地下に住む
- 渡辺仁史

- 2018年3月22日
- 読了時間: 3分
更新日:2018年4月20日
新宿区大久保に自宅を建設してからほぼ10年が経過したのを機に、これまで引越し荷物の収蔵庫となっていた地下室をリニューアルして、スマートライフを実現できる新たな空間として利用することにしました。そこで、当初ここに地下室を作ろうと計画した経緯を簡単にメモしておこうと思います。
都心の狭隈なスペースの立体的な活用方法の一つは「高層化」ですが、上に伸びるだけではなくて下への利用も視野に入れるともっと世界が広がります。つまり「地下空間」の活用です。地下を掘るというのは、施工費が高い、いつも暗いなどのマイナスのイメージとして捉えられがちですが、技術とデザインを工夫することで、それに代わるだけのメリットが生まれます。
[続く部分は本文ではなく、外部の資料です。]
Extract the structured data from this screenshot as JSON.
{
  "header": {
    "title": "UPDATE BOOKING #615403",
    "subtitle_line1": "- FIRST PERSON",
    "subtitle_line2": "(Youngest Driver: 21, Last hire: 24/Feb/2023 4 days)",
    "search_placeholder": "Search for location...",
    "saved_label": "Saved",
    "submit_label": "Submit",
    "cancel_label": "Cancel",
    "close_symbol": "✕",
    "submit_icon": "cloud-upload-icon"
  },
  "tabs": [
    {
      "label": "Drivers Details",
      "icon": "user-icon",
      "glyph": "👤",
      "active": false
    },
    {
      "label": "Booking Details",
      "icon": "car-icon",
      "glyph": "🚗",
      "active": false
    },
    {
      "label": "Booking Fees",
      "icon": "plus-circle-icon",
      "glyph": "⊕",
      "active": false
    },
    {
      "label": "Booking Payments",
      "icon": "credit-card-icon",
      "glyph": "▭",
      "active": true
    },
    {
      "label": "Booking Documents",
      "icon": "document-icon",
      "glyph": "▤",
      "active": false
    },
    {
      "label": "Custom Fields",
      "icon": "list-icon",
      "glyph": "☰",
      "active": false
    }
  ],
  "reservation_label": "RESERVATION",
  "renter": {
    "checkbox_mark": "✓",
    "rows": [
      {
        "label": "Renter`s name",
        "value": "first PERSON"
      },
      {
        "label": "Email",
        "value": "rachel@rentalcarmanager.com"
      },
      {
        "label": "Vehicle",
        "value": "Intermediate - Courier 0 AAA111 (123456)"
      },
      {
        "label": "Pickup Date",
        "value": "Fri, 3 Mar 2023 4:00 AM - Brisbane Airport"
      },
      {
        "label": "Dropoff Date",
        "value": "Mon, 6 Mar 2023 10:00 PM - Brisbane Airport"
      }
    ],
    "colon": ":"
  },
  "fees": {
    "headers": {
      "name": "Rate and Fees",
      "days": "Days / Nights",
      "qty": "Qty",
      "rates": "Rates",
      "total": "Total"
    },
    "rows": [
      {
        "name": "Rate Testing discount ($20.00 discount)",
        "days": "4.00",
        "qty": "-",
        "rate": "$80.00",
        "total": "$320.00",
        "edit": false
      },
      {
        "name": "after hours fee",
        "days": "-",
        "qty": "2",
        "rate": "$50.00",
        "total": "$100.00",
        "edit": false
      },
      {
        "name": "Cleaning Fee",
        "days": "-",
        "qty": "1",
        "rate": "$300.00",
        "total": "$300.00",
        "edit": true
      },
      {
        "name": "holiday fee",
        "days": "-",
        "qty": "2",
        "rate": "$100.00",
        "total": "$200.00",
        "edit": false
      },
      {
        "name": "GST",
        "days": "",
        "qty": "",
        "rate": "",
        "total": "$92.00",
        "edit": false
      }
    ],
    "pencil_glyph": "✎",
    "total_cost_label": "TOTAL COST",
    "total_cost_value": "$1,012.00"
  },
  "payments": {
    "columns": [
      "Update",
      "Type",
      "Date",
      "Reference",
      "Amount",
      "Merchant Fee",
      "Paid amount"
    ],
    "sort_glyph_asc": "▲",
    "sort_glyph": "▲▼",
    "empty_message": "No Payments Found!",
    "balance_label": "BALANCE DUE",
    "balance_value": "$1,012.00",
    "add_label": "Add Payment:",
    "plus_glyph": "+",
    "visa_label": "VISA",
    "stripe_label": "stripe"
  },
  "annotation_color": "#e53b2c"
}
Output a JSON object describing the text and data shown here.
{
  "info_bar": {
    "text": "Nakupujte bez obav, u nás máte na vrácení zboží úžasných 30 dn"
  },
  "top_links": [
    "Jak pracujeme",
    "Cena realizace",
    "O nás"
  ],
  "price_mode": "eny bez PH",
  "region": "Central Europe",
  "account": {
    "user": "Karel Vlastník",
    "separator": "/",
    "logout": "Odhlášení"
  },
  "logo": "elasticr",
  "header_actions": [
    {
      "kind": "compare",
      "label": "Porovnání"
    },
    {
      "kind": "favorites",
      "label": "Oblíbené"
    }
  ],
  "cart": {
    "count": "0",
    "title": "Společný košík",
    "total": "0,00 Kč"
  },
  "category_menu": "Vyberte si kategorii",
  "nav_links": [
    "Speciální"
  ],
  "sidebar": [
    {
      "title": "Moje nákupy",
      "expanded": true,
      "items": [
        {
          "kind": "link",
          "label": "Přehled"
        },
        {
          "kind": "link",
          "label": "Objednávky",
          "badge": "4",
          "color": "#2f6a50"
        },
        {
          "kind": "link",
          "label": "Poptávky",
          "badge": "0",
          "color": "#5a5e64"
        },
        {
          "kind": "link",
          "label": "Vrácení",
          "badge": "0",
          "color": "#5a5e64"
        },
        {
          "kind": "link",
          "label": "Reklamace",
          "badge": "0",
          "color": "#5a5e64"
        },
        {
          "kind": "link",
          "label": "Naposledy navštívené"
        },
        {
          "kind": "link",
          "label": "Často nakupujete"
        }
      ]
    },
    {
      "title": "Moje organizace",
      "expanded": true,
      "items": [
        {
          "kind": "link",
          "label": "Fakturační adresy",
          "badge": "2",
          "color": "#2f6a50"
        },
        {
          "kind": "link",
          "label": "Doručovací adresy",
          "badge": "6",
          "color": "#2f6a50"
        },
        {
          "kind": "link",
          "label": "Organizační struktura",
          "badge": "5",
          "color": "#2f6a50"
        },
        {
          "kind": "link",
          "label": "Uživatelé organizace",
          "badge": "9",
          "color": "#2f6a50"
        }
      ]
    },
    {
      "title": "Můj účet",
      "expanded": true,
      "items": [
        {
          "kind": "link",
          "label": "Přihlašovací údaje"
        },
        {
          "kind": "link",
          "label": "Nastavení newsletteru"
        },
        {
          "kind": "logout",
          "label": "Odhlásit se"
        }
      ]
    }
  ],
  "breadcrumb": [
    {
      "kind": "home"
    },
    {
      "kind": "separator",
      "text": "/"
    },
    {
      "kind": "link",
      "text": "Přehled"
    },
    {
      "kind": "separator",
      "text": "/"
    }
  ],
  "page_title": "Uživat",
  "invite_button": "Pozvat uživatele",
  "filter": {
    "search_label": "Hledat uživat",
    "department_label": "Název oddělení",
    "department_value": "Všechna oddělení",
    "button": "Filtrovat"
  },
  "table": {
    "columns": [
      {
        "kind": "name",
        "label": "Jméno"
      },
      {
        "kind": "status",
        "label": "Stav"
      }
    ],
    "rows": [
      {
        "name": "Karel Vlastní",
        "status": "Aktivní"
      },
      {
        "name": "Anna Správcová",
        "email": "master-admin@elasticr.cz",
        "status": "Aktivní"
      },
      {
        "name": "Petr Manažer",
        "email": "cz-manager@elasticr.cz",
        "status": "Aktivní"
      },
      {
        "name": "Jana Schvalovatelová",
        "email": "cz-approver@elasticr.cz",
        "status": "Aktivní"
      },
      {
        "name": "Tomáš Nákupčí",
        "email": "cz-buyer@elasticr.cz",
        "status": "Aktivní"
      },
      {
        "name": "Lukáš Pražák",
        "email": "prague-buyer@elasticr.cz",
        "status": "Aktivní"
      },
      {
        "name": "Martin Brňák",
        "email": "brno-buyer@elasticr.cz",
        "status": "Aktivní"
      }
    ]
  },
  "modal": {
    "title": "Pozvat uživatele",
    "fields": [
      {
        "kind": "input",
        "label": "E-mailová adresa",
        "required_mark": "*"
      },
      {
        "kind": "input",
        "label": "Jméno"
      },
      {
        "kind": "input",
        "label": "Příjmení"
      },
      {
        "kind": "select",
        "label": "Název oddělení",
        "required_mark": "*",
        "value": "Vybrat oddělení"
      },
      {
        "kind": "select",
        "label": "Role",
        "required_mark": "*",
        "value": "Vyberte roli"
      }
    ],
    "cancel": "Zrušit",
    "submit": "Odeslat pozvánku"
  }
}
都心の木造住宅密集地である新宿区の大久保で、いかに住宅の地下室を確保するかについては10年前に実験住宅として各種の技術的な課題をクリアして実現しました。1.8mしかない狭い前面道路で鉄筋コンクリート住宅を施工するための工事車両の選定や半プレファブリックな専用の型枠を用いた施工方法、さらに新宿副都心にありながら未だに見直されていない建築指導行政への提言などを行いながら、耐震的にも防災的にも高品質の躯体(壁式ラーメン構造)を実現することができました。つまりハードウエアとしての地下居住の器が構築できました。
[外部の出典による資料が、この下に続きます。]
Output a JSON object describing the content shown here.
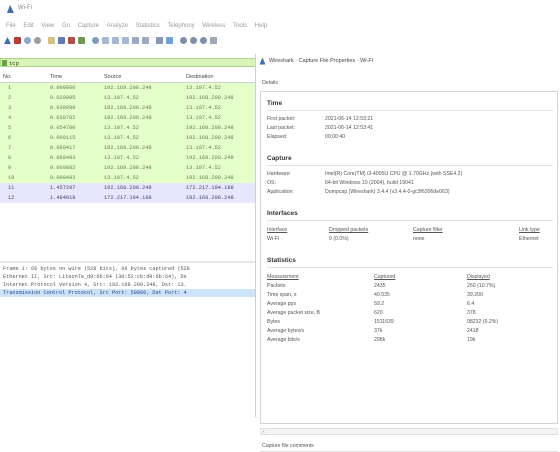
{
  "window": {
    "title": "Wi-Fi"
  },
  "menu": [
    "File",
    "Edit",
    "View",
    "Go",
    "Capture",
    "Analyze",
    "Statistics",
    "Telephony",
    "Wireless",
    "Tools",
    "Help"
  ],
  "filter": {
    "value": "tcp"
  },
  "packet_list": {
    "headers": [
      "No.",
      "Time",
      "Source",
      "Destination"
    ],
    "rows": [
      {
        "no": "1",
        "time": "0.000000",
        "src": "192.168.200.248",
        "dst": "13.107.4.52",
        "style": "green"
      },
      {
        "no": "2",
        "time": "0.029895",
        "src": "13.107.4.52",
        "dst": "192.168.200.248",
        "style": "green"
      },
      {
        "no": "3",
        "time": "0.030090",
        "src": "192.168.200.248",
        "dst": "13.107.4.52",
        "style": "green"
      },
      {
        "no": "4",
        "time": "0.030782",
        "src": "192.168.200.248",
        "dst": "13.107.4.52",
        "style": "green"
      },
      {
        "no": "5",
        "time": "0.054780",
        "src": "13.107.4.52",
        "dst": "192.168.200.248",
        "style": "green"
      },
      {
        "no": "6",
        "time": "0.060115",
        "src": "13.107.4.52",
        "dst": "192.168.200.248",
        "style": "green"
      },
      {
        "no": "7",
        "time": "0.060417",
        "src": "192.168.200.248",
        "dst": "13.107.4.52",
        "style": "green"
      },
      {
        "no": "8",
        "time": "0.060493",
        "src": "13.107.4.52",
        "dst": "192.168.200.248",
        "style": "green"
      },
      {
        "no": "9",
        "time": "0.060882",
        "src": "192.168.200.248",
        "dst": "13.107.4.52",
        "style": "green"
      },
      {
        "no": "10",
        "time": "0.090493",
        "src": "13.107.4.52",
        "dst": "192.168.200.248",
        "style": "green"
      },
      {
        "no": "11",
        "time": "1.457297",
        "src": "192.168.200.248",
        "dst": "172.217.194.188",
        "style": "tcp2"
      },
      {
        "no": "12",
        "time": "1.484918",
        "src": "172.217.194.188",
        "dst": "192.168.200.248",
        "style": "tcp2"
      }
    ]
  },
  "packet_details": [
    "Frame 1: 66 bytes on wire (528 bits), 66 bytes captured (528",
    "Ethernet II, Src: LiteonTe_d9:6b:64 (30:52:cb:d9:6b:64), Ds",
    "Internet Protocol Version 4, Src: 192.168.200.248, Dst: 13.",
    "Transmission Control Protocol, Src Port: 50860, Dst Port: 4"
  ],
  "dialog": {
    "title": "Wireshark · Capture File Properties · Wi-Fi",
    "details_label": "Details",
    "time": {
      "heading": "Time",
      "rows": [
        {
          "label": "First packet:",
          "value": "2021-06-14 12:53:21"
        },
        {
          "label": "Last packet:",
          "value": "2021-06-14 12:53:41"
        },
        {
          "label": "Elapsed:",
          "value": "00:00:40"
        }
      ]
    },
    "capture": {
      "heading": "Capture",
      "rows": [
        {
          "label": "Hardware:",
          "value": "Intel(R) Core(TM) i3-4005U CPU @ 1.70GHz (with SSE4.2)"
        },
        {
          "label": "OS:",
          "value": "64-bit Windows 10 (2004), build 19041"
        },
        {
          "label": "Application:",
          "value": "Dumpcap (Wireshark) 3.4.4 (v3.4.4-0-gc3f6306de063)"
        }
      ]
    },
    "interfaces": {
      "heading": "Interfaces",
      "headers": [
        "Interface",
        "Dropped packets",
        "Capture filter",
        "Link type"
      ],
      "row": [
        "Wi-Fi",
        "0 (0.0%)",
        "none",
        "Ethernet"
      ]
    },
    "statistics": {
      "heading": "Statistics",
      "headers": [
        "Measurement",
        "Captured",
        "Displayed"
      ],
      "rows": [
        [
          "Packets",
          "2435",
          "260 (10.7%)"
        ],
        [
          "Time span, s",
          "40.535",
          "39.200"
        ],
        [
          "Average pps",
          "59.2",
          "6.4"
        ],
        [
          "Average packet size, B",
          "620",
          "378"
        ],
        [
          "Bytes",
          "1511639",
          "98232 (6.2%)"
        ],
        [
          "Average bytes/s",
          "37k",
          "2418"
        ],
        [
          "Average bits/s",
          "298k",
          "19k"
        ]
      ]
    },
    "comments_label": "Capture file comments"
  },
  "colors": {
    "green_row": "#e4ffc7",
    "tcp_row": "#e7e6ff",
    "filter_bg": "#d8f5b9",
    "selected": "#cde3fb"
  },
  "icons": [
    "shark-fin-icon",
    "stop-icon",
    "restart-icon",
    "options-icon",
    "open-icon",
    "save-icon",
    "close-icon",
    "reload-icon",
    "find-icon",
    "back-icon",
    "forward-icon",
    "go-to-icon",
    "first-icon",
    "last-icon",
    "autoscroll-icon",
    "colorize-icon",
    "zoom-in-icon",
    "zoom-out-icon",
    "zoom-reset-icon",
    "resize-columns-icon"
  ]
}
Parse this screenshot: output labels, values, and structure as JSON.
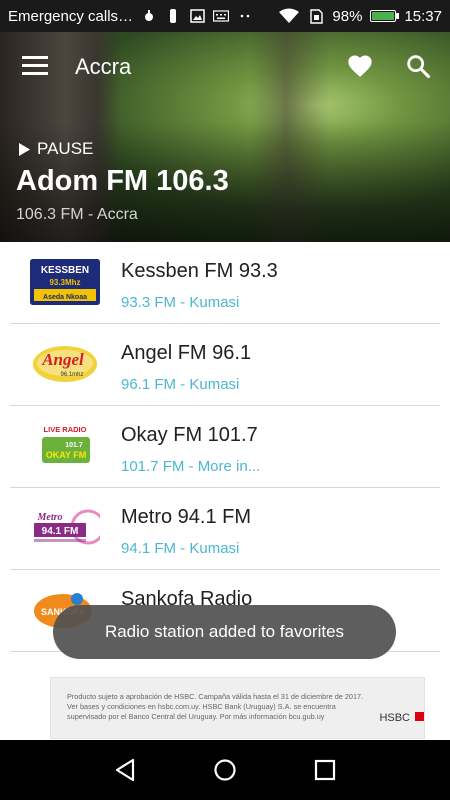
{
  "status_bar": {
    "notification_text": "Emergency calls…",
    "battery_percent": "98%",
    "time": "15:37"
  },
  "header": {
    "location": "Accra",
    "play_state": "PAUSE",
    "now_playing_title": "Adom FM 106.3",
    "now_playing_subtitle": "106.3 FM - Accra"
  },
  "stations": [
    {
      "name": "Kessben FM 93.3",
      "detail": "93.3 FM - Kumasi",
      "logo_text": "KESSBEN",
      "logo_sub": "93.3Mhz",
      "logo_tag": "Aseda Nkoaa"
    },
    {
      "name": "Angel FM 96.1",
      "detail": "96.1 FM - Kumasi",
      "logo_text": "Angel",
      "logo_sub": "96.1mhz"
    },
    {
      "name": "Okay FM 101.7",
      "detail": "101.7 FM - More in...",
      "logo_text": "LIVE RADIO",
      "logo_sub": "101.7",
      "logo_tag": "OKAY FM"
    },
    {
      "name": "Metro 94.1 FM",
      "detail": "94.1 FM - Kumasi",
      "logo_text": "Metro",
      "logo_sub": "94.1 FM"
    },
    {
      "name": "Sankofa Radio",
      "detail": "",
      "logo_text": "SANKOFA"
    }
  ],
  "toast": "Radio station added to favorites",
  "ad": {
    "text": "Producto sujeto a aprobación de HSBC. Campaña válida hasta el 31 de diciembre de 2017. Ver bases y condiciones en hsbc.com.uy. HSBC Bank (Uruguay) S.A. se encuentra supervisado por el Banco Central del Uruguay. Por más información bcu.gub.uy",
    "brand": "HSBC"
  },
  "colors": {
    "accent_subtitle": "#4cb7d1",
    "toast_bg": "#505050"
  }
}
こうして近い将来に想定されている大地震にも、それに伴う大規模火災にも十分に耐えられるだけの拠点としての実験住宅は完成したのですが、そこでどのように暮らすのが適切なのかといったソフトウエアについても、この10年で少し方向が見えてきました。
その一つの例が、各階の床下に設置されたアクアチューブに備蓄されている大量の水ですが、冬にはこれをヒーターで温めて床暖房として使うだけではなくて、災害時にはこの水を生活用水として使えば4人で一週間程度は不自由しないだろうこともわかりました。また、近い将来には住宅そのものが情報化(ロボット化)することを見越して床下に30cm間隔に埋め込んだICタグを利用して生活する人の行動を支援できることもICタグリーダーを装着したロボットを使った実験で確かめました。

それ以外にも、防犯目的で住宅の透明化(開口部は全て透明ガラス仕上げ)したり、住宅密集地での屋上緑化など、たくさんの工夫が施された生活拠点となっているのですが、築後10年経った現在では、すでに家内が亡くなり4匹いたワンちゃんも半分になって、さらに私自身が一人暮らしの高齢者になったことで、この新宿の拠点の役割を新たに見直す時期が来たように思いました。
東京と石垣島との2拠点居住をすることを最近の暮らしのテーマにしていますが、単なる自分の生活拠点というのではなくて、これまで研究してきた生活空間における人間の行動という視点の延長として、人が集まりそこから新しい考え方が創造されそれが発信できるような「場」が東京にも石垣島にもできることを目指しています。
その最初の「場」作りが今回の大久保の実験住宅のリニューアルの目的であり、それをこの家の最大の特徴である「地下空間」に展開しようということになったわけです。どのような空間が実現したのかは竣工後にまた紹介しようと思います。